First, a brief recap of what all of this nonsense is about: In order to determine whether my diet would consist of Ramen noodles (mix them with ranch dressing and you've got yourself a real treat!) or large quantities of meats and cheeses if I ever did embark down the slippery slope of minor high-stakes gambling that would most likely lead me to living out my days in a YMCA shelter, I shall conduct an experiment of the opposite of the scientific variety.
I'll be wagering 20 Confederate dollars on each bowl game (minus the three I ignored during my Christmas/traveling odyssey) and at the end of the bowl season, we'll see just how poor I would have become. Or just how vast my estate would be. Bring me another $100 bill, Pendleton, I can't seem to light this fire properly!
2010-2011 Bowl Season Dollars as of 12/30: -$20
Record Against the Spread: 3-4-1
Bell Helicopter Armed Forces Bowl
Army vs. SMU (-7)
Rationale: Coming into today, 14 bowl games have been played. Of those 14, exactly 1.5 have been watchable. Not competitive games (sorry, FIU and Toledo), but watchable. Iowa/Missouri earned a full point, while Southern Miss/Louisville scored a half point. And I give credit for that half point to my fascination with all things Beef 'O' Brady's, which was rewarded by a game that went down to the final few minutes.

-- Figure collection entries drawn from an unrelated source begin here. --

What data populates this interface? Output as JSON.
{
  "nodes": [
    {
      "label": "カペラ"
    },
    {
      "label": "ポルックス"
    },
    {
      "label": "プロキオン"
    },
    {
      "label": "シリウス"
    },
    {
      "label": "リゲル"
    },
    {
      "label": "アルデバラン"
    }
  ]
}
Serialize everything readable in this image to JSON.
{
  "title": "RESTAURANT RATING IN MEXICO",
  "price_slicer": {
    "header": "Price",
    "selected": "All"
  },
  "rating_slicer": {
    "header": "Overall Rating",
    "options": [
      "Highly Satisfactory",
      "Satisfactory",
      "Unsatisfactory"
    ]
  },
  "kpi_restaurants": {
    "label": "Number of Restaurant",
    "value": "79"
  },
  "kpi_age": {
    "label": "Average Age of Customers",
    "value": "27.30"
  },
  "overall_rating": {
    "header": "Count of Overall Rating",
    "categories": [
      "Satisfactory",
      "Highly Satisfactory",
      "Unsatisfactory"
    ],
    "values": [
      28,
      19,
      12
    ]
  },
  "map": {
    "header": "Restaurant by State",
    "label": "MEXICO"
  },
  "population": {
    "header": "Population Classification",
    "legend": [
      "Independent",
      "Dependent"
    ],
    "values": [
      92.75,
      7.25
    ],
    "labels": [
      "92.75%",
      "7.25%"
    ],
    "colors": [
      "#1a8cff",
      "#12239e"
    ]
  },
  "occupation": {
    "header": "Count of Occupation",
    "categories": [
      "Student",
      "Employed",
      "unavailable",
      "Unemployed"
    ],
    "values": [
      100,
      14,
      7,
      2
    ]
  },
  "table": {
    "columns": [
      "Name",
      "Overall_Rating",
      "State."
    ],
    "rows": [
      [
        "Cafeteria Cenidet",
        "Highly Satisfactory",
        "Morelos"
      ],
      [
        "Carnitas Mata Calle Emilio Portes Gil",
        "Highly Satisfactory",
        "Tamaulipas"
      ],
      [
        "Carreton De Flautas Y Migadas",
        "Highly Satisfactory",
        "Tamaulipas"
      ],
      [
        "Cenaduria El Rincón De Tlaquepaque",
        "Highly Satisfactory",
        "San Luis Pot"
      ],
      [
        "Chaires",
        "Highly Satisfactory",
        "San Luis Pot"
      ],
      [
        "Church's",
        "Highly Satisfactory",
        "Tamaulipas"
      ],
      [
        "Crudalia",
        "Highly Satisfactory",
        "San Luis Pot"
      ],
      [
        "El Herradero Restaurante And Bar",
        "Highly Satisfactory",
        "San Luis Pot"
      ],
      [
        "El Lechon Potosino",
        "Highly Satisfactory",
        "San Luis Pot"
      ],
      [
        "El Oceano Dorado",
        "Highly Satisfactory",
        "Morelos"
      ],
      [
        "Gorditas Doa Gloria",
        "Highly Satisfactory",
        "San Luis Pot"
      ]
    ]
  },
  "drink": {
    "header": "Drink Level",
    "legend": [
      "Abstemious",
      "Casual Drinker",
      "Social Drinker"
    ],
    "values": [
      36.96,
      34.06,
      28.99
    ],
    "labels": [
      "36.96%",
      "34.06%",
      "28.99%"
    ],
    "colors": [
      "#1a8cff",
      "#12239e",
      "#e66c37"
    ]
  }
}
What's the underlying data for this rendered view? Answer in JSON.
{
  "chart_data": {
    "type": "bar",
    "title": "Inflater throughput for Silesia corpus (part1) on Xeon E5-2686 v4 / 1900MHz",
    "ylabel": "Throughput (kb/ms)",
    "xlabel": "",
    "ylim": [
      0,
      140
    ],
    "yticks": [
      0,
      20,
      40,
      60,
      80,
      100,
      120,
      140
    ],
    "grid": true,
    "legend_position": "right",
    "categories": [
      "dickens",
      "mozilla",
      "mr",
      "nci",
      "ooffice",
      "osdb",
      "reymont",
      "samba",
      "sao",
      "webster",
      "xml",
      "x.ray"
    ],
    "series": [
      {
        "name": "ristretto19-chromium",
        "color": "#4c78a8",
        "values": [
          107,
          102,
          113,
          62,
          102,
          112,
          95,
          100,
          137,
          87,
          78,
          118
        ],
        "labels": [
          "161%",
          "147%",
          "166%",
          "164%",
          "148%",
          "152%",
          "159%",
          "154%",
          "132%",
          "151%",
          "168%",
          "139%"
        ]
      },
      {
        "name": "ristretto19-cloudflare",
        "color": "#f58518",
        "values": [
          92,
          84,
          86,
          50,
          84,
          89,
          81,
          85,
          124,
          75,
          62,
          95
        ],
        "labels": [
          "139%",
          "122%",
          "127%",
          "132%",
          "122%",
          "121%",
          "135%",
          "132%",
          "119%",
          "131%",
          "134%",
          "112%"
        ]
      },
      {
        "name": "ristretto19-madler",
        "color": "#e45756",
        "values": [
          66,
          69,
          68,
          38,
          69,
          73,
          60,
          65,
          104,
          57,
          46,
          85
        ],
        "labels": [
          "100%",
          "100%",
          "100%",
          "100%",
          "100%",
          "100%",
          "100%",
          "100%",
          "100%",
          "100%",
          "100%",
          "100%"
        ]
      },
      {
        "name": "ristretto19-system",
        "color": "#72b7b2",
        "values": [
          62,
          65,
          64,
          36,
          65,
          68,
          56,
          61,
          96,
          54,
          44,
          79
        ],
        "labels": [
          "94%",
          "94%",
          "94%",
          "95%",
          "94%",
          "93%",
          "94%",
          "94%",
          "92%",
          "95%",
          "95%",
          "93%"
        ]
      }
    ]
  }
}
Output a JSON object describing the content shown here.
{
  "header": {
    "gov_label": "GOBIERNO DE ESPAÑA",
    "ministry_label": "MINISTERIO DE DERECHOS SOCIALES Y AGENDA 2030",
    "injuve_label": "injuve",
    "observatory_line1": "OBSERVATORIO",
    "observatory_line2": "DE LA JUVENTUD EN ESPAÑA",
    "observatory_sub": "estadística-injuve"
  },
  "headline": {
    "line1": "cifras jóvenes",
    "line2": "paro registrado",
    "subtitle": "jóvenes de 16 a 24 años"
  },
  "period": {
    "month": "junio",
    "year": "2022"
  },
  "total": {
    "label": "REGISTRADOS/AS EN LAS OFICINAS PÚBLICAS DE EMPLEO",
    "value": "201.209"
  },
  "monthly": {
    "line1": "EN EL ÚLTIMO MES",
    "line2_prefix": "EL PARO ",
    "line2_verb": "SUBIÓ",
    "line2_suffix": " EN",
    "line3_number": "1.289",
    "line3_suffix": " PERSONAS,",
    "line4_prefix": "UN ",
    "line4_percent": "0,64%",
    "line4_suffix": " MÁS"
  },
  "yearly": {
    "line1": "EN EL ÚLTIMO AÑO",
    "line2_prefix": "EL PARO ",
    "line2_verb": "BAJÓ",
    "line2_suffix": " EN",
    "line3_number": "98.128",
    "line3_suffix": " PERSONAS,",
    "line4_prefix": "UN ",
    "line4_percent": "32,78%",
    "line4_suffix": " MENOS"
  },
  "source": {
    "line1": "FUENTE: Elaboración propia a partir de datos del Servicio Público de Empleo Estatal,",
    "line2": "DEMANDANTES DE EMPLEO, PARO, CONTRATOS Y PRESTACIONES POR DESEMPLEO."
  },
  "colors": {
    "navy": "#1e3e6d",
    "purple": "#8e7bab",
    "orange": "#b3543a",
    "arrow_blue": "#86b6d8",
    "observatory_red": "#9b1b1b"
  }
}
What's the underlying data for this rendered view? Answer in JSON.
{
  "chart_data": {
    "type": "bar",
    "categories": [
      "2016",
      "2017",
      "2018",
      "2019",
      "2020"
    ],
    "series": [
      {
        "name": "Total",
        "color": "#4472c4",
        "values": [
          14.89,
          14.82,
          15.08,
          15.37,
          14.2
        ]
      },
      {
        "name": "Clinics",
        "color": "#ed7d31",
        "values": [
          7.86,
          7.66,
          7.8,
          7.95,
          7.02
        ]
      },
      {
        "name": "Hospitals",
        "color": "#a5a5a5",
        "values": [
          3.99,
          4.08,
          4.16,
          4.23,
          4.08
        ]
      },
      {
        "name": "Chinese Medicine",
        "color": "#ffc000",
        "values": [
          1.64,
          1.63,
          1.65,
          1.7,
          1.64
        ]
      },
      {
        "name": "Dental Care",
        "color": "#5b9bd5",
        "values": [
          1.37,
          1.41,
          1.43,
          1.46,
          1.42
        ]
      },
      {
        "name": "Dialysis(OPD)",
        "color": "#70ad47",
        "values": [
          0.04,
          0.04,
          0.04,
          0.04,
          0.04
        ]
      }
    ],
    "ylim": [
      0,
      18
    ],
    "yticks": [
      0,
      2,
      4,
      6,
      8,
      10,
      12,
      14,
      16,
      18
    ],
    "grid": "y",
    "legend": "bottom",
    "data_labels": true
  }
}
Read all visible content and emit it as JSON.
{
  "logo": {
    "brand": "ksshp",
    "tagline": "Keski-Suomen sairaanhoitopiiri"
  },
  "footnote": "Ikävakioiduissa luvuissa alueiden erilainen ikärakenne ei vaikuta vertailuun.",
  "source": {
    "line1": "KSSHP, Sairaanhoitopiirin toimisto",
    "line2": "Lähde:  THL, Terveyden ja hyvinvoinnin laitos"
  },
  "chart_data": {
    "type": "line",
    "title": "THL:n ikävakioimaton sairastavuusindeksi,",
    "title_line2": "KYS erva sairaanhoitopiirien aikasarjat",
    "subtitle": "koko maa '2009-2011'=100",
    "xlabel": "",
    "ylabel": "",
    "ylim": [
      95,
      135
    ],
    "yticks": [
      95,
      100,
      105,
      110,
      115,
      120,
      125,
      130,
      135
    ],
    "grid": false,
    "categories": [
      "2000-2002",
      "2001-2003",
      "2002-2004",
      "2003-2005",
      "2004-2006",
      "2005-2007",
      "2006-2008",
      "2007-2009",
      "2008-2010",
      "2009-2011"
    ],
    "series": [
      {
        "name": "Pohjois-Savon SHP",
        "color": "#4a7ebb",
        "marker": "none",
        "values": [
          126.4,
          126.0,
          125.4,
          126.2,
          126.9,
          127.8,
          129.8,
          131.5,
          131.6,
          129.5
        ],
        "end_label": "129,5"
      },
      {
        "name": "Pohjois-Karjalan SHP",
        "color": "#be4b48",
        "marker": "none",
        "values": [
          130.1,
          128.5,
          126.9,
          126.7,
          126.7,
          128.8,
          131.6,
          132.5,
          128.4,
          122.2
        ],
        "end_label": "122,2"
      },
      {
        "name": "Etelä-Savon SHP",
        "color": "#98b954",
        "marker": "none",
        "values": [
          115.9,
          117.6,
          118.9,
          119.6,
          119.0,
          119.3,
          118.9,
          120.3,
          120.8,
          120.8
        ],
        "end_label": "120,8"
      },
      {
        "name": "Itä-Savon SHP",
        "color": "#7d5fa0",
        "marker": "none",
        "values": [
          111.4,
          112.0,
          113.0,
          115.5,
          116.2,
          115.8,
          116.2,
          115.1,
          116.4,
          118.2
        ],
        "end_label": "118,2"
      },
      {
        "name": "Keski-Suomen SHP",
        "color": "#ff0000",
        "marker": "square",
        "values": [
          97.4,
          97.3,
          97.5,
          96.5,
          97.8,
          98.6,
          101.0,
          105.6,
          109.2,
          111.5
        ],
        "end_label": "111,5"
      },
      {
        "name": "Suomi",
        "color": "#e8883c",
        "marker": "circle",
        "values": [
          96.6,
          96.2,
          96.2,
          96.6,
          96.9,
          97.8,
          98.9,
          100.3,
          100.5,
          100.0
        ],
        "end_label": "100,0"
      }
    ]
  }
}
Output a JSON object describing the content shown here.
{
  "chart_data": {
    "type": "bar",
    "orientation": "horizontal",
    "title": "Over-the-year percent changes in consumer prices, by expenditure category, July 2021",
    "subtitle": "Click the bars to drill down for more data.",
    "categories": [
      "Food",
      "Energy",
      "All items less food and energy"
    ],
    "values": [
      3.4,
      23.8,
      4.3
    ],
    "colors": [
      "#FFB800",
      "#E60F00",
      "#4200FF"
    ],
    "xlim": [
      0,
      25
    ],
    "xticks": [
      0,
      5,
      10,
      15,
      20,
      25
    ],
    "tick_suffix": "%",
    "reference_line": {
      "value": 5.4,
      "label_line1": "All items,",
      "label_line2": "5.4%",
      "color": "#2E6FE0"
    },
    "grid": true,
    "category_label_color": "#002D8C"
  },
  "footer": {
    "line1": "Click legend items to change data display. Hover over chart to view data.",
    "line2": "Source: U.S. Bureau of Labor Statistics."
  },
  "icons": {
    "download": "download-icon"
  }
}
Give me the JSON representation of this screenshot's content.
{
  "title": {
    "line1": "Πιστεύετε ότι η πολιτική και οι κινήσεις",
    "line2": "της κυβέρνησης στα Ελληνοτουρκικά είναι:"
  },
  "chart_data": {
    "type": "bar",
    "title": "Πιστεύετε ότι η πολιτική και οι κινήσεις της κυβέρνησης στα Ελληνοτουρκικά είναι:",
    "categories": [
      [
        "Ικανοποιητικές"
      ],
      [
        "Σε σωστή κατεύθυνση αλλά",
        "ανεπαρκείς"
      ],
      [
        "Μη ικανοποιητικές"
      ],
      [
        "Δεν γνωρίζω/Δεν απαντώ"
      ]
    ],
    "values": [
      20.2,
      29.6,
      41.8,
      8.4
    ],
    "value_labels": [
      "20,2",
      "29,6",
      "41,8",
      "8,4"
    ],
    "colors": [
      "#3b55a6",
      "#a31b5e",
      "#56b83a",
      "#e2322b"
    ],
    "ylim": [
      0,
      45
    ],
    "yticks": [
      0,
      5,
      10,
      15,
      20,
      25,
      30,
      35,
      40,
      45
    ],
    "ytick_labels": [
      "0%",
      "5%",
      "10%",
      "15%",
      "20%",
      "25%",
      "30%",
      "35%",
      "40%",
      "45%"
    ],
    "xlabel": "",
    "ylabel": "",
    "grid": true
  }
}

Luckily for all of us, our conference commissioners are hell-bent on preserving the great traditions and matchups of shit sandwiches like this one. Now, of the 35 bowl games, no matter how crappy, I made or will make every effort to watch. Mainly because I'm a loser and have nothing better going on, but also because it's more entertaining than whatever the hell else is on TV and I am addicted to college football. However, of those 35, here's a list of games I found or will find compelling enough to make sure I'm watching most of the game:
-Missouri/Iowa
-Alabama/Michigan State
-Mississippi State/Michigan
-Wisconsin/TCU
-Ohio State/Arkansas
-LSU/Texas A&M
-Oregon/Auburn
So that's 7 out of 35. God forbid we ever have more than seven compelling football games to end a college football season. HOW DARE ANYONE WANT TO MAKE COLLEGE FOOTBALL EVEN MORE AWESOME.
Pick: SMU (-7)
New Era Pinstripe Bowl
Kansas State vs. Syracuse (pick 'em)
Rationale: Most impressive win for Kansas State: 27-20 over Iowa State (5-7). Most impressive win for Syracuse: 19-14 over West Virginia (9-4), whose most recent work you may remember in their bed-shitting performance against NC State. Thankfully, I'll be at work and cannot expose myself to this atrocity. Oh, hey there, ESPN3. What's up? Why yes, you do look very nice and shiny over in that corner. Check you out? Okay, maybe for just a minute. Or thirty.
/dammit
Pick: Syracuse; chosen based on the hobo who chased another hobo off a valuable intersection corner today at lunch.
Franklin American Mortgage Music City Bowl
UNC vs. Tennessee (pick 'em)
Rationale: At least this misery won't take place in 33 degree weather and rain. Or 20 degree weather and ICY DEATH. Checking the weather, they'll still have the rain, but it'll be a balmy 50 degrees at kickoff. I know people who went to the Ole Miss/West Virginia game in 2000 and they still talk about it as if they survived six months in a Soviet work camp in Siberia. I'm talking about people staying in the bathrooms or gift shop rather than being in the stands and dying from exposure or hypothermia.
Pick: UNC
Bridgepoint Education Holiday Bowl
Washington vs. Nebraska (-14)
Rationale: Occasionally, the Holiday Bowl spits out a game worth watching. I seem to recall Oregon/Oklahoma State two years ago was highly entertaining. Yes, the same Oklahoma State team beaten by Ole Miss in the 2009 Cotton Bowl, who, despite losing its top two offensive players, won 11 games this season, while Ole Miss won four. That's right, Houston Nutt, they nearly TRIPLED your win total.